On n'avait encore jamais entendu Cristian Măcelaru dans Beethoven. C'est dire si la curiosité était vive de découvrir ce soir la vision du chef roumain de la Symphonie n° 3 dite « Héroïque » avec l'Orchestre National de France. On quittera la Maison de la radio et de la musique malheureusement pas convaincu de la pertinence d'une lecture singulièrement dénuée d'envergure.

Quand un chef aborde pareil chef-d'œuvre, point de bascule dans le corpus de Beethoven et point de départ de ce qu'on appellera le romantisme en musique, il doit avoir quelque chose à dire, à affirmer. Dès l'entame, ces trois accords initiaux qui doivent surprendre l'auditeur par leur puissance et leur verticalité impérieuse, on devine que l'approche sera pour le moins prudente, ou plus exactement qu'elle ne prendra aucun parti résolu. On a entendu récemment à la Philharmonie Daniel Barenboim rejoindre Furtwängler ou Klemperer dans des lectures contemplatives des Sixième et Septième Symphonies de Beethoven, ou ici même, à Radio France, Maxim Emelyanychev proposer un parcours aussi original que passionnant avec le Philhar' dans cette même Eroica.
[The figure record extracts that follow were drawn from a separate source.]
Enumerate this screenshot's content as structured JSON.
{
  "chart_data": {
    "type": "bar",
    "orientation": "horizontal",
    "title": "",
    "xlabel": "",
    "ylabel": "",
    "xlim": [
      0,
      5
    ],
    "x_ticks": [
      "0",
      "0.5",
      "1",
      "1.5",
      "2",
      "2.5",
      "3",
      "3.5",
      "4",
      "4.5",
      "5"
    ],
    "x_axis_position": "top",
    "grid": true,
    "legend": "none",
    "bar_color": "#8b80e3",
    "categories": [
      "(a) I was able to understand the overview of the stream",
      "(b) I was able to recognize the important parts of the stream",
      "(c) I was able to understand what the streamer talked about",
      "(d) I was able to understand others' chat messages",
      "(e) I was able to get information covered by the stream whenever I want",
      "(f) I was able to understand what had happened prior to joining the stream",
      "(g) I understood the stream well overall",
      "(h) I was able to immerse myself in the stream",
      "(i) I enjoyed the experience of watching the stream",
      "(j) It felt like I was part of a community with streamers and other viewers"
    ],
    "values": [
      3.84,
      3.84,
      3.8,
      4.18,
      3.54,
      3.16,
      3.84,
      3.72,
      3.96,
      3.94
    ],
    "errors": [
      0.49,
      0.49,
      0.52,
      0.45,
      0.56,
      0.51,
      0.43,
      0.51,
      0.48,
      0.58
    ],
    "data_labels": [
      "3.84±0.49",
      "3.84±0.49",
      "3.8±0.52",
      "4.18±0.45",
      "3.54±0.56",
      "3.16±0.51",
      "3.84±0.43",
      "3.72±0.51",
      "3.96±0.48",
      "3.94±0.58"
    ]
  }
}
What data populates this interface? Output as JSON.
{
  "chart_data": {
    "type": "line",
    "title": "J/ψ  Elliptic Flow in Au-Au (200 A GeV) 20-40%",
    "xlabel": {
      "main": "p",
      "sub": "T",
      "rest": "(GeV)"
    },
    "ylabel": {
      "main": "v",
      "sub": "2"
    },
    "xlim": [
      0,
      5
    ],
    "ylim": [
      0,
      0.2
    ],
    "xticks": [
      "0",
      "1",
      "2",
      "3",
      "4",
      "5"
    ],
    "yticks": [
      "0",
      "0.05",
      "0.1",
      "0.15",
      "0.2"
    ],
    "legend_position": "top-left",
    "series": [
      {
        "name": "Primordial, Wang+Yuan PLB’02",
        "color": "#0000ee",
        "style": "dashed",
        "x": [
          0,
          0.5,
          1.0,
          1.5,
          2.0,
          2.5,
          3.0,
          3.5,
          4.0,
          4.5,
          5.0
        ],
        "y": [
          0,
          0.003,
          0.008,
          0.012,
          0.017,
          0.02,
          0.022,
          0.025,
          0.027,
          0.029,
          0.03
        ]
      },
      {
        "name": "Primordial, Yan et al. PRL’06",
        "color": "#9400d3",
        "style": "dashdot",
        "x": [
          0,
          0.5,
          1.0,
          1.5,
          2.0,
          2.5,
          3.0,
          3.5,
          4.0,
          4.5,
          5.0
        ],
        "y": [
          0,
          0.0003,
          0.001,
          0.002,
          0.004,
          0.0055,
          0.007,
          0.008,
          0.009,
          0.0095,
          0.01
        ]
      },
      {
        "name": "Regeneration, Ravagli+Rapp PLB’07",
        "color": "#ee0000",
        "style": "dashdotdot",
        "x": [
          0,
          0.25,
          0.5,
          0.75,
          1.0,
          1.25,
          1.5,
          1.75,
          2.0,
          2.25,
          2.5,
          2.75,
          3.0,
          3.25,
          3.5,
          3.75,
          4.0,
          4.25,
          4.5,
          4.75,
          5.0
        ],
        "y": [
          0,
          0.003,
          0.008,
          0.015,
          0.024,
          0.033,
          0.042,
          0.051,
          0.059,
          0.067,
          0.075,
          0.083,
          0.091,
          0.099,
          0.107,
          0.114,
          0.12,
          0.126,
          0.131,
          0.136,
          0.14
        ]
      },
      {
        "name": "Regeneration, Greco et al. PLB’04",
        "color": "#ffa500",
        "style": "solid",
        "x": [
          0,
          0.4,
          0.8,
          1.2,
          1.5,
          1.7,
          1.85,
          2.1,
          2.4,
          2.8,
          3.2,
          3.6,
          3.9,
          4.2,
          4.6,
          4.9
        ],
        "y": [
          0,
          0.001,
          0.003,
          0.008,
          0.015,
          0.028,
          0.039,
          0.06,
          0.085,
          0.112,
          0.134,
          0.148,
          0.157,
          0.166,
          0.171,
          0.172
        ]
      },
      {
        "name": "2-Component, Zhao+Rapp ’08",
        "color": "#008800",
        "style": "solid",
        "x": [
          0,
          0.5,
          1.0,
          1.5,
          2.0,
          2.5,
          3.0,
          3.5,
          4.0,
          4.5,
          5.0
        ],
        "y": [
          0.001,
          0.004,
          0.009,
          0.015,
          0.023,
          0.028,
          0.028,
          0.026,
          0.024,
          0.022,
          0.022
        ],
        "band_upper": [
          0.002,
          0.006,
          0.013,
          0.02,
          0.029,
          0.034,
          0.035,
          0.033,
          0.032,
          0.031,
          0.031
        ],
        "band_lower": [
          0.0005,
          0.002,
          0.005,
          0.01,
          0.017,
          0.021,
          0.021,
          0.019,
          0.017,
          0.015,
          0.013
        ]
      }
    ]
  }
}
Avec Măcelaru, on apprécie la mise en place, les bons équilibres entre les pupitres, mais tout ce qui fait le génie de Beethoven, singulièrement dans le vaste « Allegro con brio » initial, les développements inattendus, les ruptures, les suspensions, les dialogues entre les pupitres, n'est quasiment jamais valorisé par une vision personnelle. Sans doute le chef veut-il éviter cette propension trop fréquente chez ses jeunes collègues à l'excès d'originalité, mais la neutralité n'est pas non plus une option. La « Marche funèbre », dans un tempo plutôt allant, souffre du même défaut d'absence de parti pris. Le scherzo est pris trop lent, et manque de l'esprit champêtre et joyeux qu'y insuffle Beethoven. Quant au finale, il va son petit bonhomme de chemin sans cette irrésistible vitalité qui devrait enflammer tout l'orchestre.
Avant l'entracte, était proposée une partie des programmes que vont jouer les musiciens du National et leur chef au cours d'une brève tournée américaine. Dans le Deuxième Concerto de Saint-Saëns, on va entendre Marie-Ange Nguci qu'on suit avec beaucoup d'attention, notamment depuis qu'elle s'est révélée une authentique mozartienne en 2022. Ce soir, on retrouve une vraie maîtrise de l'instrument, un ambitus peu commun de nuances et bien sûr une virtuosité à toute épreuve qui se joue de toutes les chausses-trapes que Saint-Saëns a semées dans le plus connu et le plus joué de ses cinq concertos.
Il manque toutefois à cette prestation techniquement parfaite cet esprit si français, cette allure, ce panache qu'y mettaient un Rubinstein ou le jeune Nelson Freire, pour assumer selon le bon mot de George Bernard Shaw que le concerto commence comme du Bach et finisse comme de l'Offenbach. Comme Martha Argerich avec la Sonate K141 de Scarlatti ou l'une des Fantasiestücke de Schumann, Marie-Ange Nguci a son bis favori : la cadence du Concerto pour la main gauche de Ravel. On en vient à regretter qu'elle n'ait pas joué tout le concerto.
C'est l'actuelle flûte solo de l'Accademia Nazionale di Santa Cecilia de Rome, Adriana Ferreira – co-soliste du National jusqu'en 2018 – qui ouvrait bien timidement le concert avec le Prélude à l'après-midi d'un faune. Timidité, c'est l'impression qui va dominer l'interprétation de Măcelaru, comme si l'érotisme de l'écriture debussyste, la sensualité orchestrale étaient gommés au profit de couleurs pastel qui ne dépasseront jamais le mezzo forte. Mais tous les pupitres du National excellent dans cette version chambriste qui aura été le meilleur moment de la soirée.